スピノザの『エチカ』と趣味のブログ

スピノザの『エチカ』について僕が考えていることと,趣味である将棋・競馬・競輪などについて綴るブログです。

大山名人杯倉敷藤花戦&神の力と支配者の力

2016-11-24 19:20:50 | 将棋
 19日に倉敷市芸文館で指された第24期倉敷藤花戦三番勝負第二局。
 室谷由紀女流二段の先手でノーマル四間飛車。里見香奈倉敷藤花は居飛車穴熊に。
                                     
 後手が飛車の小鬢を開けたところで▲5五歩と仕掛けていきました。機敏だったといわれていますが,後手は真直ぐに穴熊に組めているので,この程度の仕掛けは甘受しなければならないように思います。
 △8六歩▲同歩と突き捨てておくのは絶対手。これは先手の角が5五に出たら飛車を走るため。後手が△5五歩と取った局面は手が広かったようですが▲2五桂△2四角としてから▲5五角と取りました。当然△8六飛です。
 先手は大駒を成り合っての駒の取り合いは避け▲8八歩。後手も△8二歩と受けました。ここで▲6四歩△同銀▲4四角と進んでいますが,この進行では先手が不満のように思います。後手は△5六歩と打ちました。
 取ると△7六飛で飛車を成られるので▲4八銀は仕方ないところ。後手は△4三金と金を穴熊に近付けつつ角取りとしました。先手は▲6二角成。
                                     
 この手は悪手で,▲7七角として手番だけは握っておかねばならなかったようです。ここで△4六角と出られてからは先手にチャンスはありませんでした。
 里見倉敷藤花が勝って1勝1敗。第三局は20日に指されました。

 人に対しときに褒賞を与え,またときに刑罰を与えることを,僕は人間的な営み,あるいは人間的なpotentiaであると考えます。最も分かりやすくいうなら,これは支配者の力,王侯の力であると解するのです。たとえば『走れメロス』のディオニスが有していた力がそれに該当しているというようにです。
 人間的本性によって神Deusの本性を人が認識するとき,もっとも陥りやすい誤りはこの種の誤りであるかもしれません。人は支配者の力,王侯の権力というものを,力としては最も容易に表象します。だから神にもその種の力を帰し,当然ながら神には王侯よりもっと大きな権力があるというように想像してしまうのです。
 しかしスピノザの考え方は違います。第一部定理三四にあるように,神の力というのは神の本性そのもののことです。いい換えれば神の本性の必然性それ自体が神の力なのです。第一部定理一六から明瞭なように,神の本性の必然性からは無限に多くのことが無限に多くの仕方で生じます。

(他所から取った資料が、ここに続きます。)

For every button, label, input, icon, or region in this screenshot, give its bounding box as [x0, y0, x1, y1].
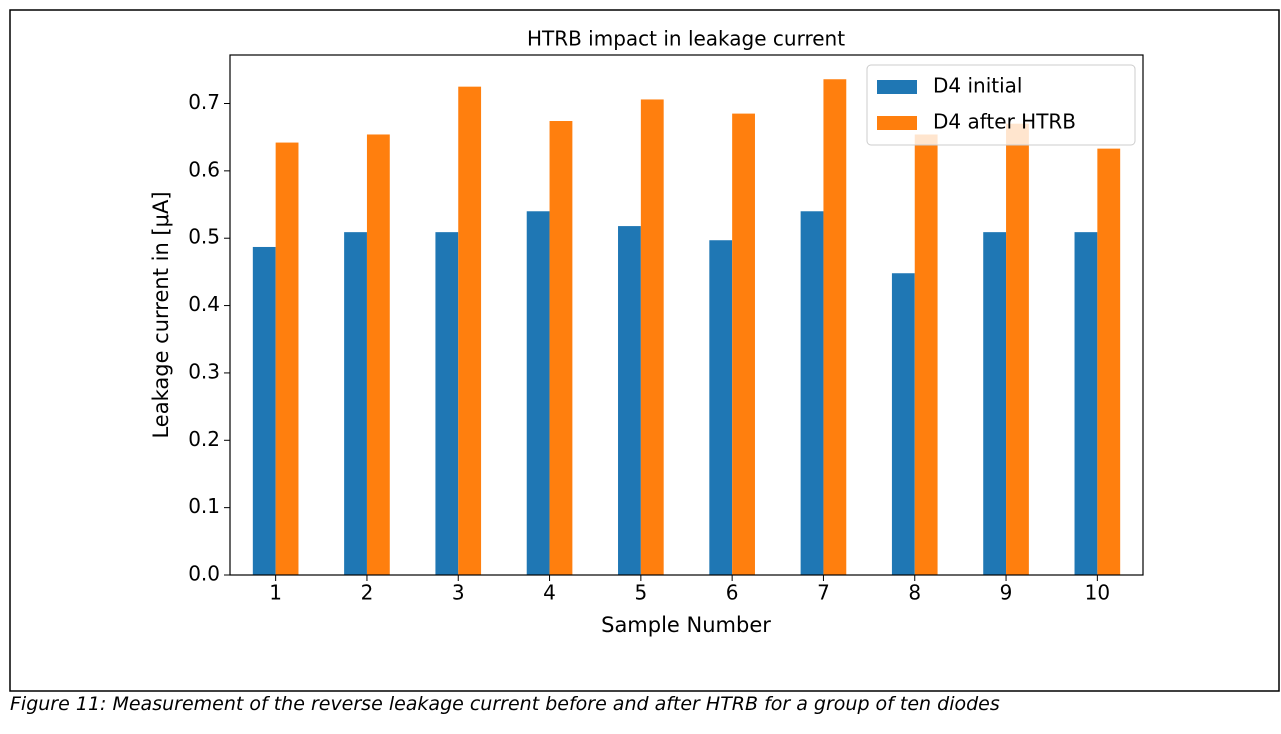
x-tick-label: 10	[1085, 581, 1110, 605]
y-tick-label: 0.2	[188, 427, 220, 451]
bar	[914, 134, 938, 575]
legend-swatch	[877, 116, 917, 130]
x-tick-label: 7	[817, 581, 830, 605]
bar	[275, 142, 299, 576]
x-tick-label: 6	[726, 581, 739, 605]
x-tick-label: 9	[1000, 581, 1013, 605]
bar	[366, 134, 390, 575]
legend-swatch	[877, 80, 917, 94]
x-tick-label: 1	[269, 581, 282, 605]
bar	[549, 121, 573, 575]
x-tick-label: 2	[361, 581, 374, 605]
y-tick-label: 0.4	[188, 292, 220, 316]
bar	[435, 232, 459, 575]
bar	[983, 232, 1007, 575]
x-tick-label: 4	[543, 581, 556, 605]
legend-box	[866, 64, 1136, 146]
bar	[618, 226, 641, 576]
bar	[891, 273, 915, 575]
y-tick-label: 0.5	[188, 225, 220, 249]
bar	[800, 211, 824, 576]
y-tick-label: 0.0	[188, 562, 220, 586]
plot-frame	[229, 54, 1144, 576]
legend-label: D4 initial	[933, 74, 1022, 98]
bar	[344, 232, 367, 575]
caption: Figure 11: Measurement of the reverse le…	[10, 693, 1000, 715]
bar	[1097, 148, 1121, 575]
bar	[640, 99, 664, 575]
y-tick-label: 0.3	[188, 359, 220, 383]
bar	[732, 113, 755, 575]
y-tick-label: 0.1	[188, 494, 220, 518]
x-tick-label: 5	[634, 581, 647, 605]
x-axis-label: Sample Number	[601, 613, 771, 637]
bar	[458, 86, 482, 576]
legend-label: D4 after HTRB	[933, 110, 1076, 134]
figure-border	[9, 9, 1280, 692]
y-axis-label: Leakage current in [μA]	[149, 191, 173, 438]
y-tick-label: 0.7	[188, 90, 220, 114]
bar	[526, 211, 550, 576]
bar	[252, 246, 276, 575]
bar	[1074, 232, 1098, 575]
bar	[1006, 123, 1029, 576]
chart-title: HTRB impact in leakage current	[527, 27, 845, 51]
y-tick-label: 0.6	[188, 157, 220, 181]
bar	[823, 79, 847, 575]
x-tick-label: 8	[908, 581, 921, 605]
bar	[709, 240, 733, 575]
x-tick-label: 3	[452, 581, 465, 605]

この本性の必然性が神の力と同じなのですから,第一部定理三五にあるように,神の力のうちにある事柄はすべて存在することになります。いい換えるなら神の力は永遠aeterunusから永遠にわたって十全に発揮されるのであり,発揮されたりされなかったりするものではありません。しかしどんなに強大な人間の王であっても,人間の王の力には限界というものが必ずあります。ですからそうした力によって神の力を想像することは,神に不完全性を与えることになります。その力を必然的に十全に発揮するものと,発揮したりしなかったりするものとを比較すれば,前者が完全であるということは自明であるからです。
 書簡四十二フェルトホイゼンLambert van Velthuysenが,『神学・政治論Tractatus Theologico-Politicus』の著者の神からは人間に対する賞罰の配分が排除されていると主張するとき,もしかしたらそれはもっともな主張だと思えるかもしれません。しかしそれは人間の王が賞罰を与えることを連想しているからそのように思えるだけです。神の力のうちに王侯の力が優越的にeminenter含まれるのではありません。したがってフェルトホイゼンのこの部分の主張は,スピノザの哲学からは全面的に否定されるといえます。